Feeling some nervousness before giving a speech is natural and even good, but too much nervousness can be harmful. Here are some tips on how to control your butterflies and give better presentations:
1. Know your material. Pick a topic you are interested in (news article). Know more about the information than you include in your speech. Use humor, personal stories (maybe you have been to the country you picked for example) and conversational language – that way you won’t easily forget what to say.
2. Practice. Practice. Practice! Rehearse out loud with all equipment you plan on using (poster board, cards). Work to control filler words like “um, ah, like.” Practice with a timer/watch and allow time for something unexpected to happen.

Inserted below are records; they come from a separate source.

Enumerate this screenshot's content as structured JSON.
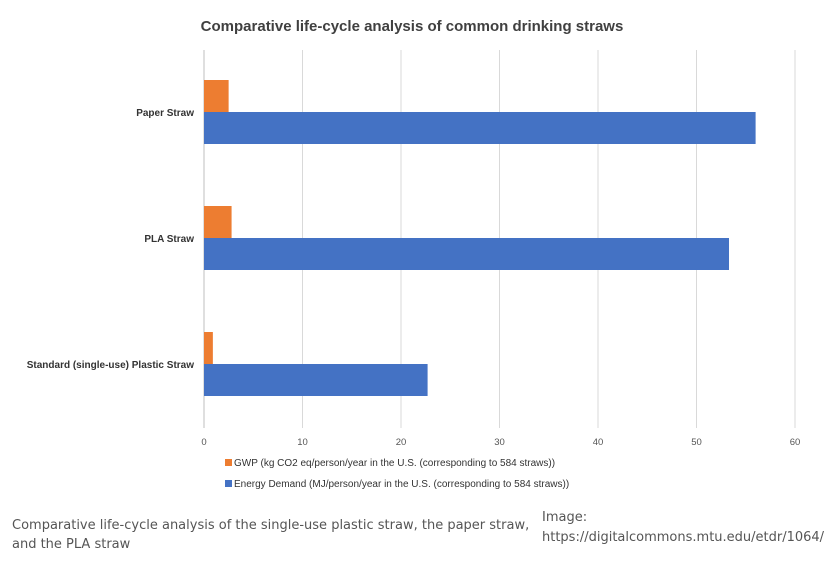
{
  "chart_data": {
    "type": "bar",
    "orientation": "horizontal",
    "title": "Comparative life-cycle analysis of common drinking straws",
    "categories": [
      "Paper Straw",
      "PLA Straw",
      "Standard (single-use) Plastic Straw"
    ],
    "series": [
      {
        "name": "GWP (kg CO2 eq/person/year in the U.S. (corresponding to 584 straws))",
        "color": "#ED7D31",
        "values": [
          2.5,
          2.8,
          0.9
        ]
      },
      {
        "name": "Energy Demand (MJ/person/year in the U.S. (corresponding to 584 straws))",
        "color": "#4472C4",
        "values": [
          56,
          53.3,
          22.7
        ]
      }
    ],
    "xlim": [
      0,
      60
    ],
    "xticks": [
      "0",
      "10",
      "20",
      "30",
      "40",
      "50",
      "60"
    ],
    "grid": true,
    "legend_position": "bottom"
  },
  "caption": {
    "text": "Comparative life-cycle analysis of the single-use plastic straw, the paper straw, and the PLA straw",
    "image_label": "Image:",
    "image_source": "https://digitalcommons.mtu.edu/etdr/1064/"
  }
}
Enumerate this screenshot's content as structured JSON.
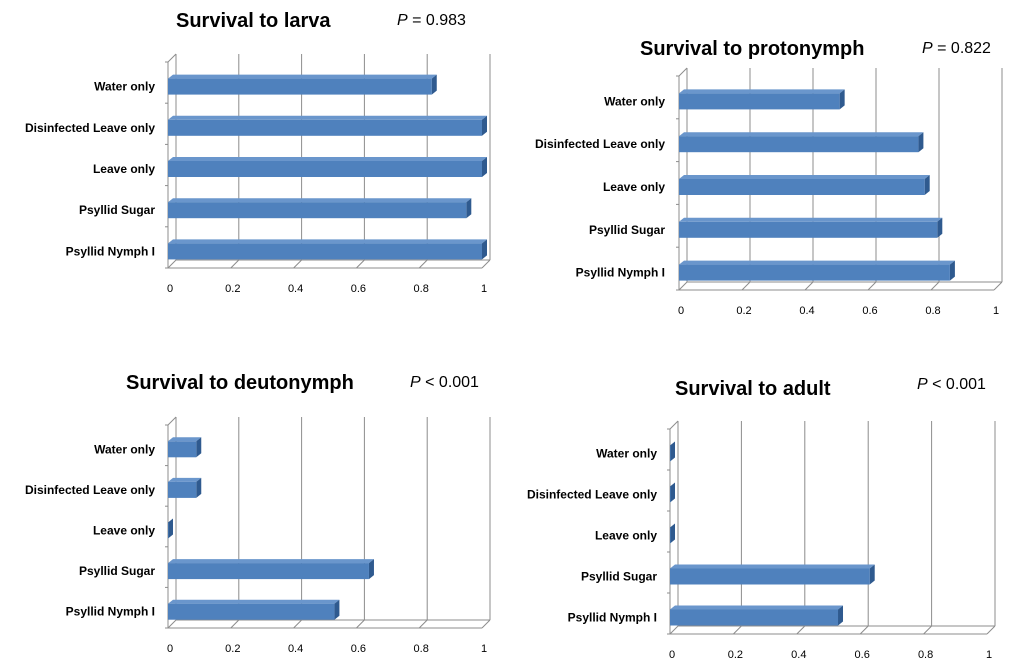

3. Know the audience. Greet some of the audience members as they arrive and remember they look forward to hearing you speak. It’s easier to speak to a group of friends than to strangers.
4. Know the room. Arrive early, walk around the speaking area and practice using the microphone and any visual aids.
5. Relax. Begin by addressing the audience (Hello class the country I will be presenting my current event on is …….). It gives you time to calm down. Pause, smile and count to three before saying anything. Turn your nervous energy into enthusiasm.
6. Visualize yourself giving your speech. Imagine yourself speaking, your voice loud, clear and confident. Visualize the audience clapping – it will increase your confidence.
7. Realize that people want you to succeed. Audiences want you to be interesting, stimulating, informative and entertaining. They’re rooting for you!
8. Don’t apologize for any nervousness or problem – the audience probably never noticed it.
9. Concentrate on the message – not the medium (you). Focus your attention away from your own anxieties and concentrate on your message and your audience.
10. Gain experience. Mainly, your speech should represent you — a confident leader and person. Experience builds confidence, which is the key to effective speaking.